For how many of us were you the first word?

Trouble sleeping, I think of you in the netted aviary. There among reaching fronds
and green blades, you hovered at my sister’s washed floating hair, patient to take a
single sand-colored strand that, buoyed by static, reached out half-limp to be
taken. She felt it go with a little cry when the root broke from its anchor of scalp-
skin.

And this morning, there’s an oil smear on the sliding glass door to the patio, and in
it, dangling gray breast feathers—five of them, like milkweed fluff. One of you
caromed off the hard sky and left this pattern, as precise as fish scales, scalloped
on the glass like a record in rock. Veronica’s napkin. The Shroud of Turin.

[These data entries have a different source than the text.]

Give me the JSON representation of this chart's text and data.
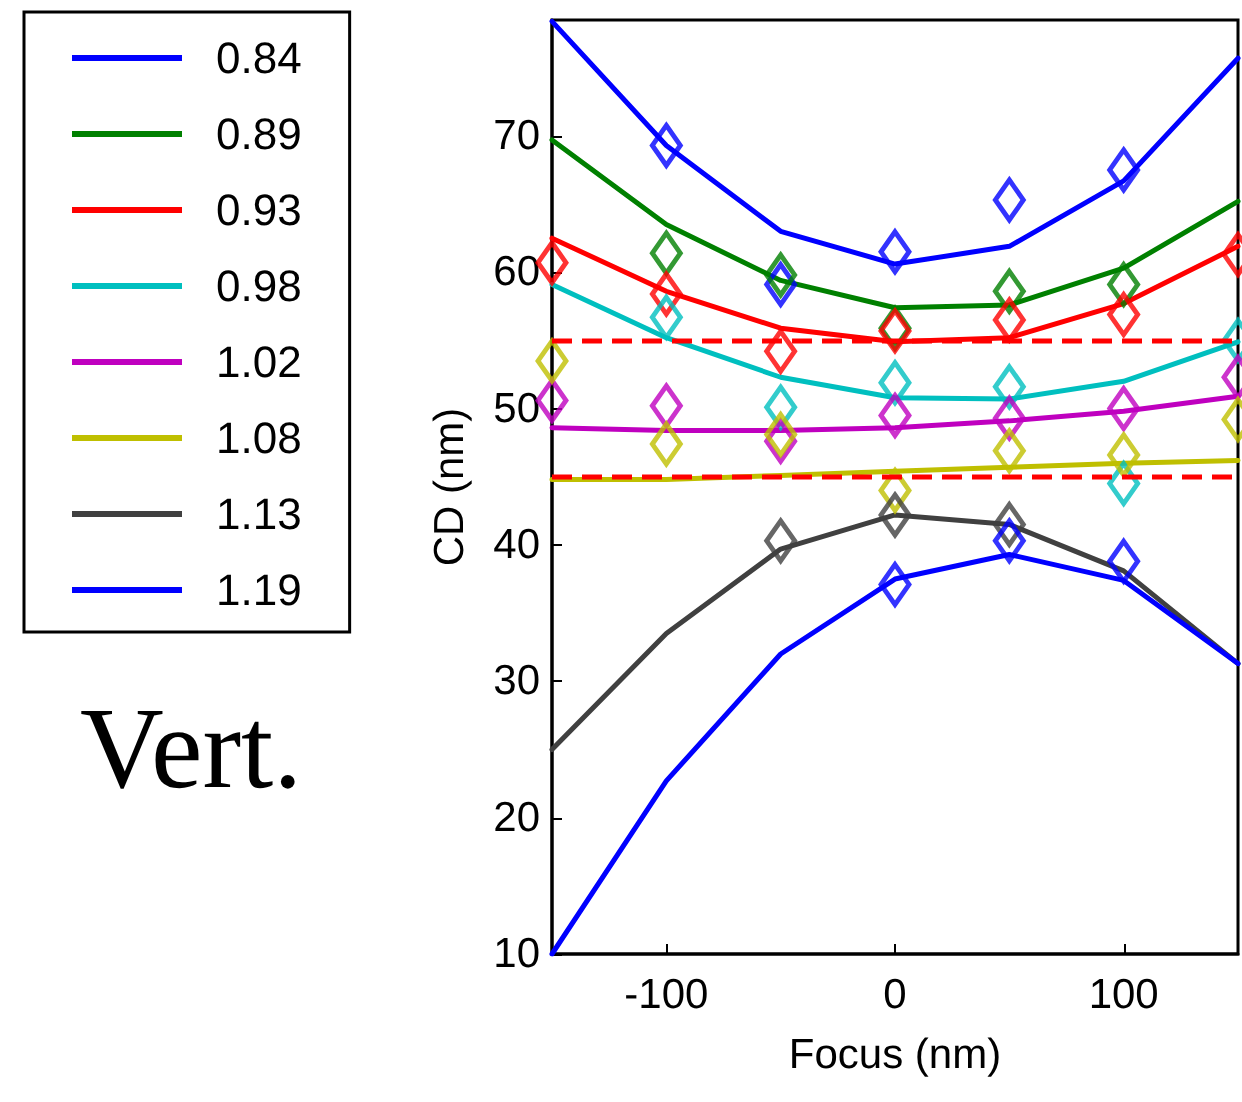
{
  "chart_data": {
    "type": "line",
    "xlabel": "Focus (nm)",
    "ylabel": "CD (nm)",
    "annotations": [
      "Vert."
    ],
    "x": [
      -150,
      -100,
      -50,
      0,
      50,
      100,
      150
    ],
    "xlim": [
      -150,
      150
    ],
    "xticks": [
      -100,
      0,
      100
    ],
    "ylim": [
      10,
      78.5
    ],
    "yticks": [
      10,
      20,
      30,
      40,
      50,
      60,
      70
    ],
    "grid": false,
    "legend": "top left",
    "ref_lines": [
      {
        "axis": "y",
        "value": 55,
        "color": "#ff0000",
        "line_style": "dashed"
      },
      {
        "axis": "y",
        "value": 45,
        "color": "#ff0000",
        "line_style": "dashed"
      }
    ],
    "series": [
      {
        "name": "0.84",
        "color": "#0000ff",
        "marker": "none",
        "values": [
          78.4,
          69.3,
          63.0,
          60.6,
          61.9,
          66.7,
          75.7
        ]
      },
      {
        "name": "0.89",
        "color": "#008000",
        "marker": "none",
        "values": [
          69.7,
          63.5,
          59.4,
          57.4,
          57.6,
          60.3,
          65.2
        ]
      },
      {
        "name": "0.93",
        "color": "#ff0000",
        "marker": "none",
        "values": [
          62.5,
          58.6,
          55.9,
          54.9,
          55.2,
          57.7,
          61.9
        ]
      },
      {
        "name": "0.98",
        "color": "#00bfbf",
        "marker": "none",
        "values": [
          59.1,
          55.2,
          52.3,
          50.8,
          50.7,
          52.0,
          54.9
        ]
      },
      {
        "name": "1.02",
        "color": "#bf00bf",
        "marker": "none",
        "values": [
          48.6,
          48.4,
          48.4,
          48.6,
          49.1,
          49.8,
          50.9
        ]
      },
      {
        "name": "1.08",
        "color": "#bfbf00",
        "marker": "none",
        "values": [
          44.8,
          44.8,
          45.1,
          45.4,
          45.7,
          46.0,
          46.2
        ]
      },
      {
        "name": "1.13",
        "color": "#404040",
        "marker": "none",
        "values": [
          25.0,
          33.5,
          39.7,
          42.2,
          41.5,
          38.1,
          31.3
        ]
      },
      {
        "name": "1.19",
        "color": "#0000ff",
        "marker": "none",
        "values": [
          10.0,
          22.7,
          32.0,
          37.5,
          39.3,
          37.4,
          31.3
        ]
      },
      {
        "type": "scatter",
        "color": "#0000ff",
        "marker": "diamond",
        "values": [
          null,
          69.3,
          59.1,
          61.5,
          65.3,
          67.5,
          null
        ]
      },
      {
        "type": "scatter",
        "color": "#008000",
        "marker": "diamond",
        "values": [
          null,
          61.4,
          59.8,
          55.9,
          58.6,
          59.1,
          null
        ]
      },
      {
        "type": "scatter",
        "color": "#ff0000",
        "marker": "diamond",
        "values": [
          60.7,
          58.4,
          54.2,
          55.7,
          56.5,
          56.9,
          61.3
        ]
      },
      {
        "type": "scatter",
        "color": "#00bfbf",
        "marker": "diamond",
        "values": [
          null,
          56.7,
          50.1,
          51.9,
          51.6,
          44.5,
          55.0
        ]
      },
      {
        "type": "scatter",
        "color": "#bf00bf",
        "marker": "diamond",
        "values": [
          50.6,
          50.2,
          47.6,
          49.5,
          49.3,
          50.0,
          52.3
        ]
      },
      {
        "type": "scatter",
        "color": "#bfbf00",
        "marker": "diamond",
        "values": [
          53.5,
          47.4,
          48.1,
          44.0,
          46.9,
          46.6,
          49.2
        ]
      },
      {
        "type": "scatter",
        "color": "#404040",
        "marker": "diamond",
        "values": [
          null,
          null,
          40.3,
          42.2,
          41.5,
          null,
          null
        ]
      },
      {
        "type": "scatter",
        "color": "#0000ff",
        "marker": "diamond",
        "values": [
          null,
          null,
          null,
          37.1,
          40.3,
          38.8,
          null
        ]
      }
    ]
  }
}
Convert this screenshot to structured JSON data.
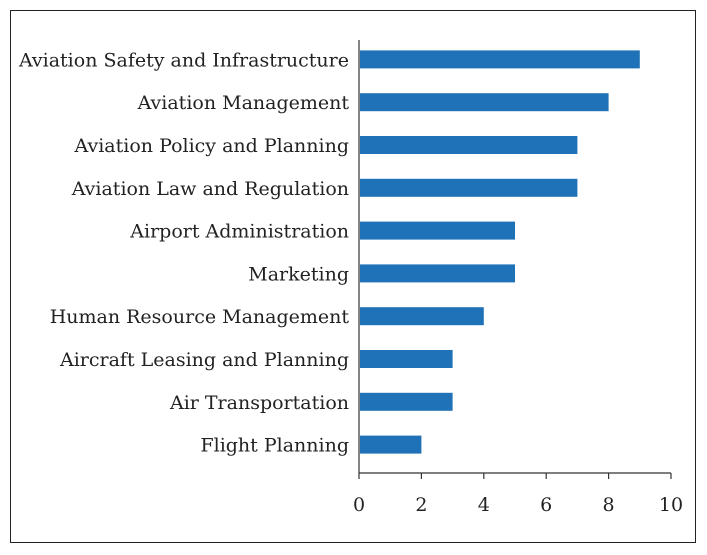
{
  "chart_data": {
    "type": "bar",
    "orientation": "horizontal",
    "categories": [
      "Aviation Safety and Infrastructure",
      "Aviation Management",
      "Aviation Policy and Planning",
      "Aviation Law and Regulation",
      "Airport Administration",
      "Marketing",
      "Human Resource Management",
      "Aircraft Leasing and Planning",
      "Air Transportation",
      "Flight Planning"
    ],
    "values": [
      9,
      8,
      7,
      7,
      5,
      5,
      4,
      3,
      3,
      2
    ],
    "xlim": [
      0,
      10
    ],
    "xticks": [
      "0",
      "2",
      "4",
      "6",
      "8",
      "10"
    ],
    "title": "",
    "xlabel": "",
    "ylabel": "",
    "grid": false,
    "legend": "none",
    "bar_color": "#1f72b8"
  }
}
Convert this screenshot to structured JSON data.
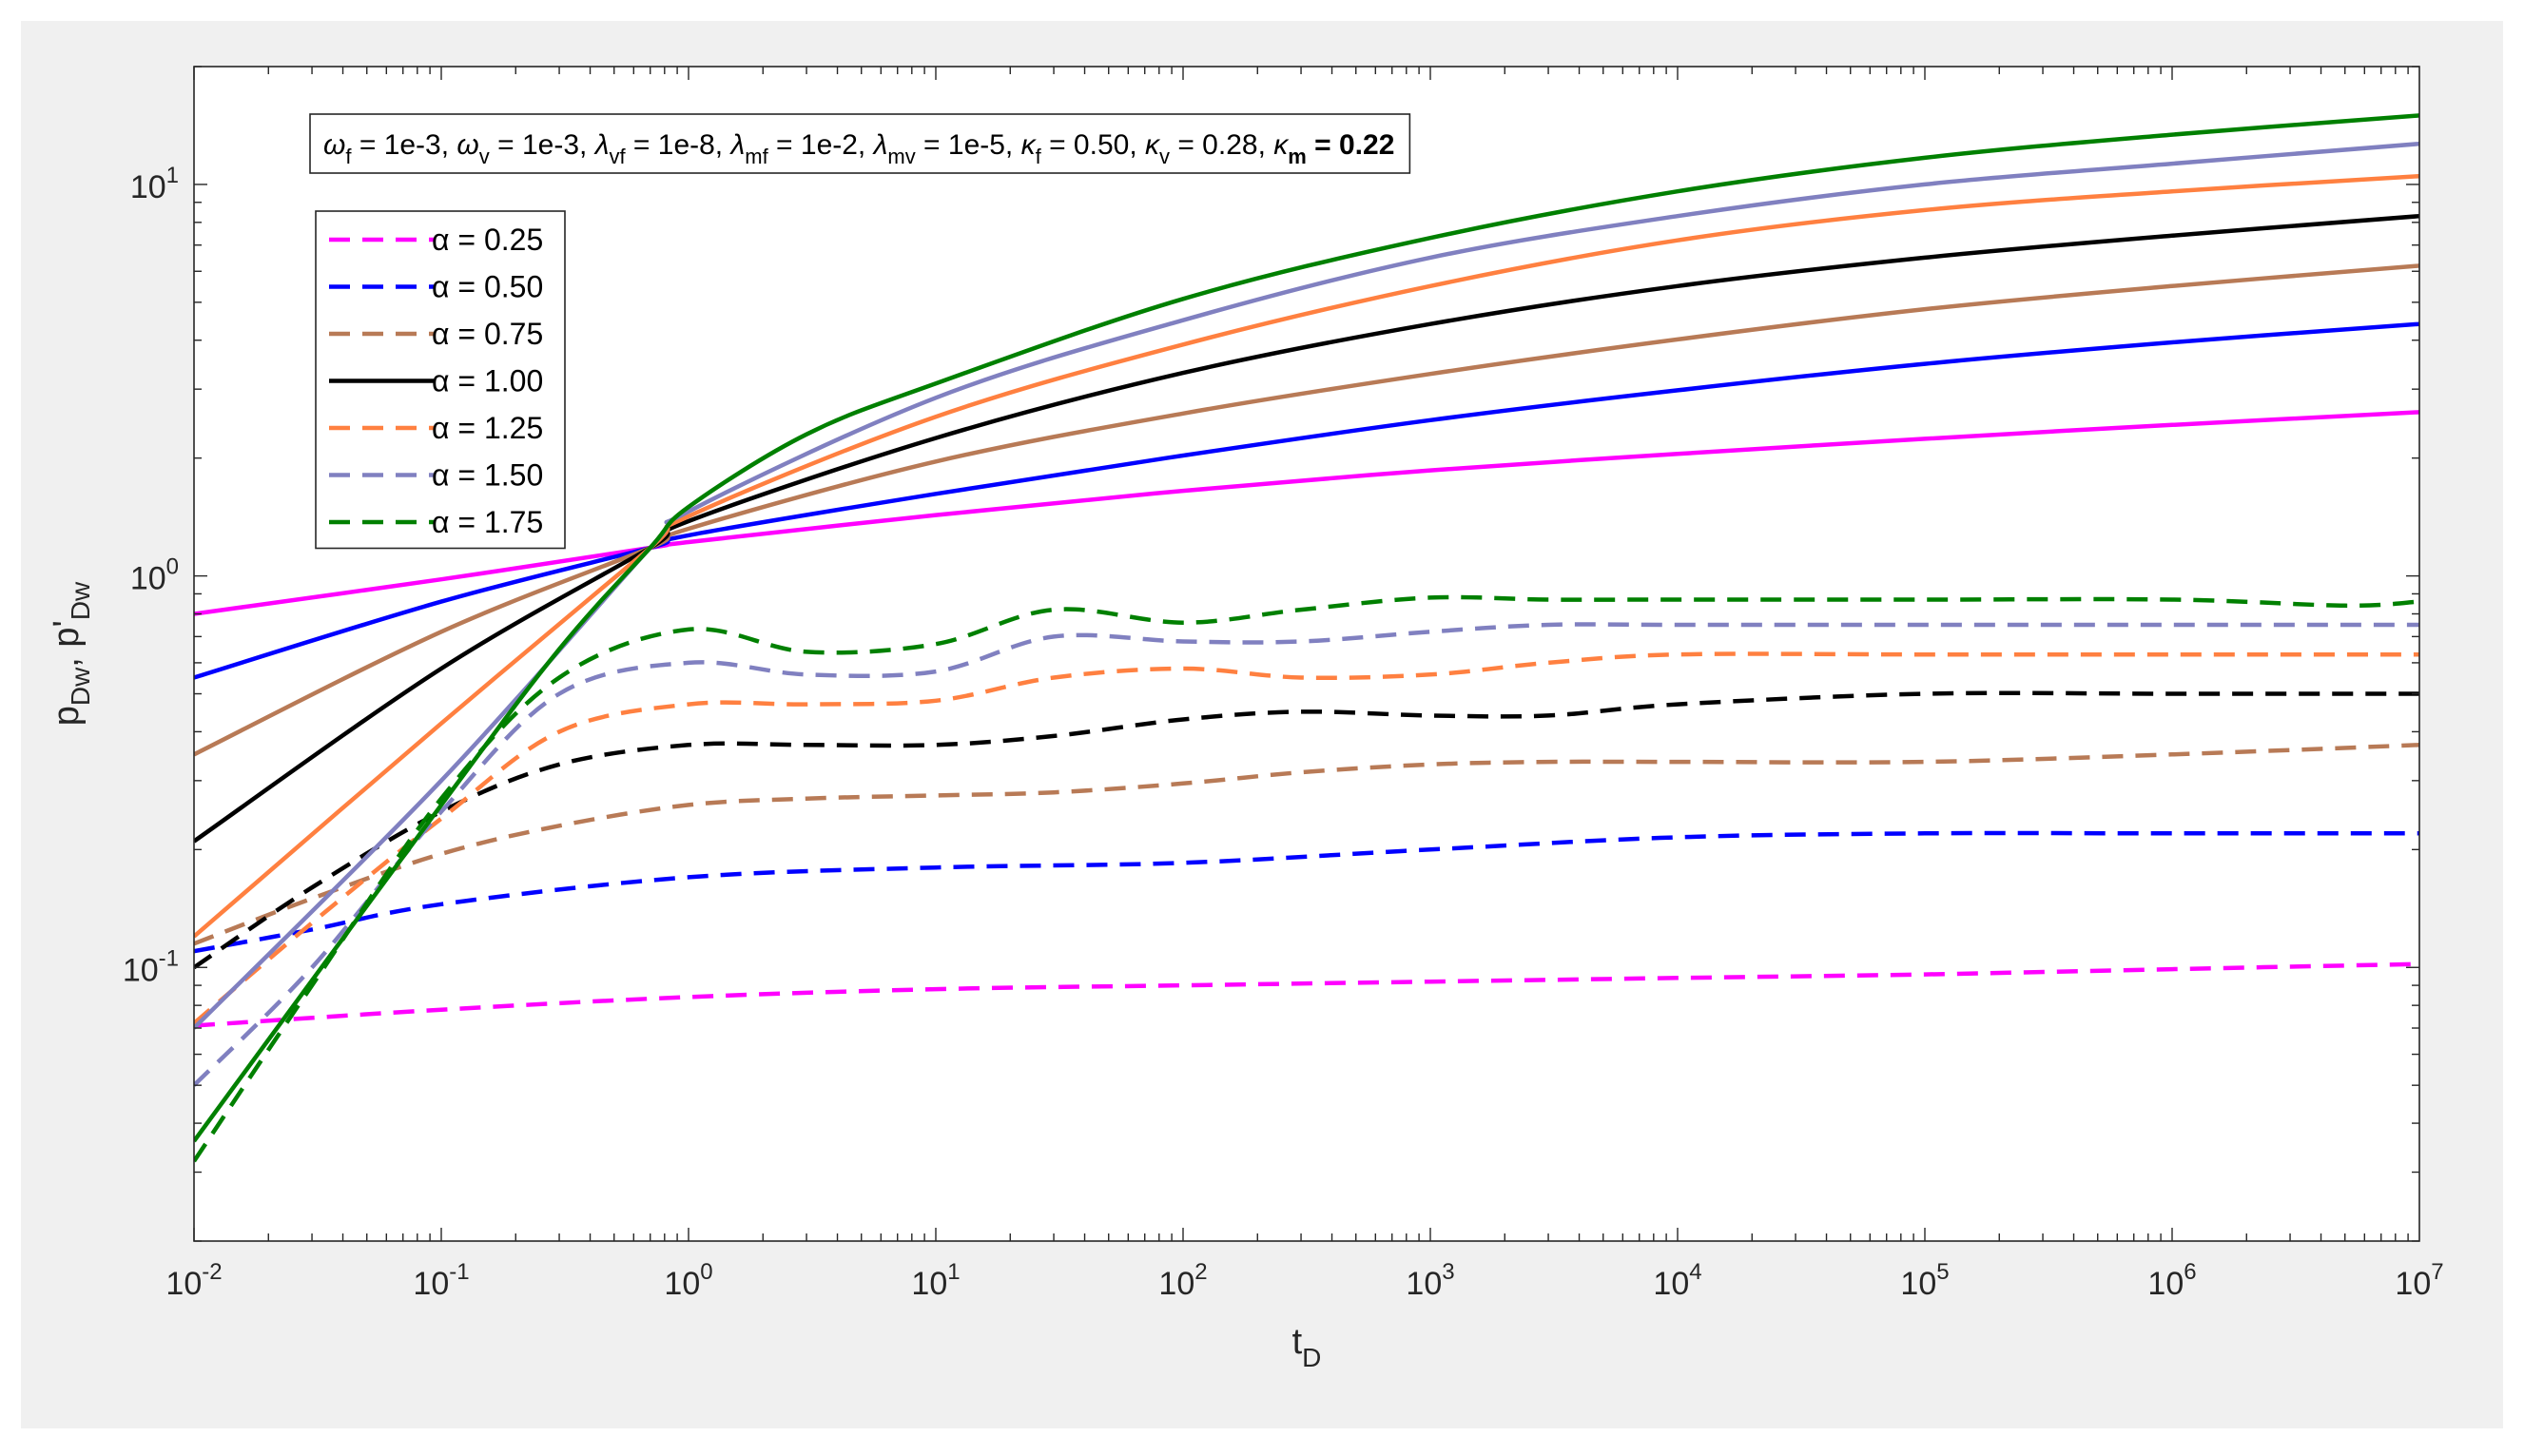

Woodpeckers, hairy or downy. Red bellied. Pileated. Flickers. Cardinals.
Brown thrashers. A single rosebreasted grosbeak. Once, a tumbling flock of
drunken cedar waxwings, chirping like crickets. Red tail hawks with breasts like
lampshades. Great horned owls conversing at dawn, in January. Screech owls in
their red phases. Mockingbirds copying mockingbirds. Chimney swifts back from
Peru to the same elementary school chimney. Kingbirds on powerlines. Blue birds
in pairs. Blue jays in gangs. To be a man who surrounds his house with birds. To
be a woman visited by wings. To say to the turkey vulture overhead, “Sister.” To
say, “Brother,” to the starling in the swirling flock.

If your call and response first thing in the morning make us hold hands and smile in
the dark, as we lie in bed, it’s because we’re not alone in the world. And when
letters like this one are written, it is because we are.